You may encounter encoding issues when you process the stored data. In that situation, select this check box to display the Encoding list.

Select the encoding from the list or select Custom and define it manually. This field is compulsory for database data handling. The supported encodings depend on the JVM that you are using. For more information, see https://docs.oracle.com.

Formats

Customize the data format of the positional file for each column from the input schema.

  • Column: Select the column you want to customize.

  • Size: Enter the column size.

  • Padding char: Type in between quotes the padding characters used. A space by default.

  • Alignment: Select the appropriate alignment parameter.

  • Keep: If the data in the column or in the field are too long, select the part you want to keep.

Advanced settings

Advanced separator (for number)

Select this check box to change the separator used for numbers. By default, the thousands separator is a comma (,) and the decimal separator is a period (.).

Usage

Usage rule

This component is used as an intermediate step.

This component, along with the Spark Streaming component Palette it belongs to, appears only when you are creating a Spark Streaming Job.

Note that in this documentation, unless otherwise explicitly stated, a scenario presents only Standard Jobs, that is to say traditional Talend data integration Jobs.

Spark Connection

In the Spark Configuration tab in the Run view, define the connection to a given Spark cluster for the whole Job. In addition, since the Job expects its dependent jar files for execution, you must specify the directory in the file system to which these jar files are transferred so that Spark can access these files:
  • Yarn mode (Yarn client or Yarn cluster):
    • When using Google Dataproc, specify a bucket in the Google Storage staging bucket field in the Spark configuration tab.

    • When using HDInsight, specify the blob to be used for Job deployment in the Windows Azure Storage configuration area in the Spark configuration tab.
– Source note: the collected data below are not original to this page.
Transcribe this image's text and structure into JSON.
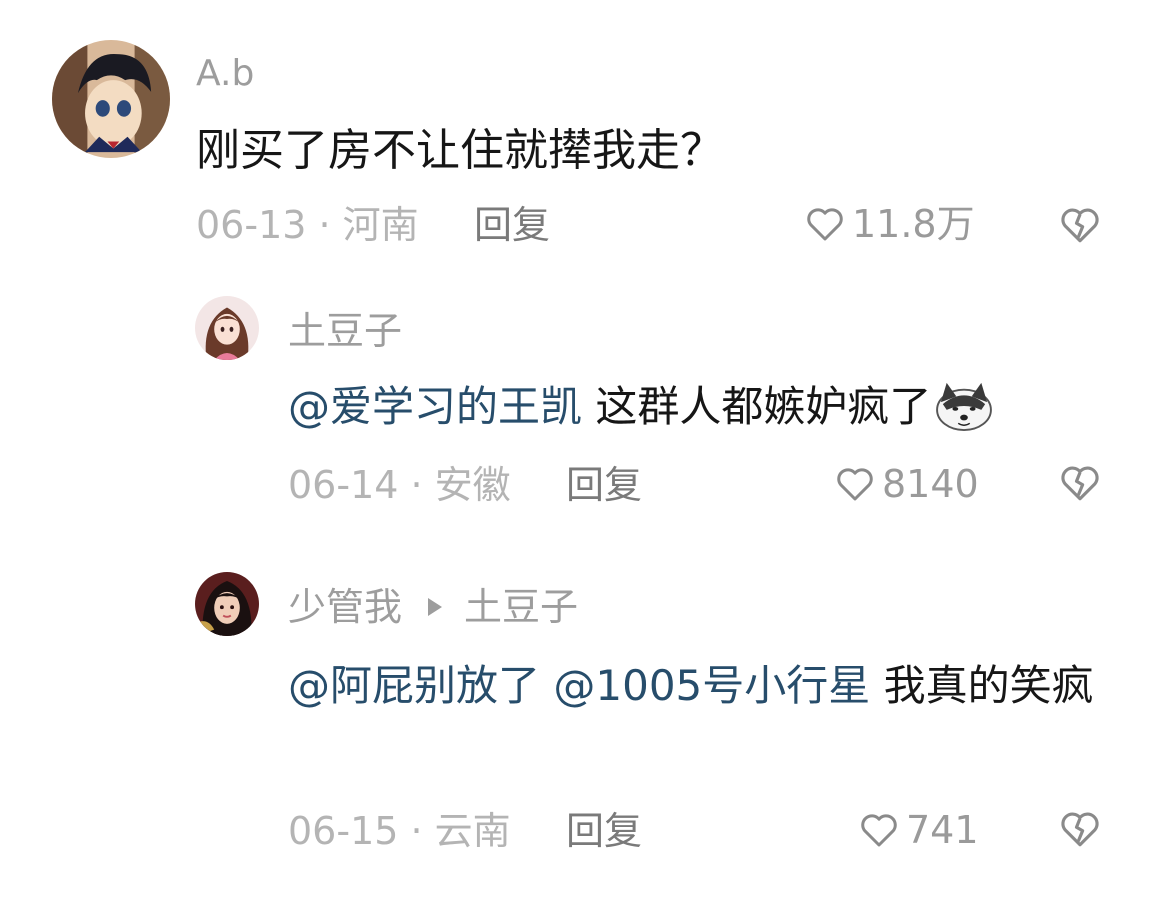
{
  "comments": [
    {
      "name": "A.b",
      "text": "刚买了房不让住就撵我走？",
      "date": "06-13",
      "location": "河南",
      "reply_label": "回复",
      "likes": "11.8万"
    },
    {
      "name": "土豆子",
      "mention": "@爱学习的王凯",
      "text": " 这群人都嫉妒疯了",
      "emoji": "doge-emoji",
      "date": "06-14",
      "location": "安徽",
      "reply_label": "回复",
      "likes": "8140"
    },
    {
      "name": "少管我",
      "reply_to": "土豆子",
      "mention1": "@阿屁别放了",
      "mention2": "@1005号小行星",
      "text": " 我真的笑疯",
      "date": "06-15",
      "location": "云南",
      "reply_label": "回复",
      "likes": "741"
    }
  ],
  "colors": {
    "mention": "#274d6b",
    "meta": "#b4b4b4",
    "name": "#9d9d9d"
  },
  "icons": [
    "heart-outline-icon",
    "broken-heart-icon",
    "reply-arrow-icon"
  ]
}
    • When using Altus, specify the S3 bucket or the Azure Data Lake Storage for Job deployment in the Spark configuration tab.
    • When using Qubole, add a tS3Configuration to your Job to write your actual business data in the S3 system with Qubole. Without tS3Configuration, this business data is written in the Qubole HDFS system and destroyed once you shut down your cluster.
    • When using on-premises distributions, use the configuration component corresponding to the file system your cluster is using. Typically, this system is HDFS and so use tHDFSConfiguration.

  • Standalone mode: use the configuration component corresponding to the file system your cluster is using, such as tHDFSConfiguration Apache Spark Batch or tS3Configuration Apache Spark Batch.

    If you are using Databricks without any configuration component present in your Job, your business data is written directly in DBFS (Databricks Filesystem).

This connection is effective on a per-Job basis.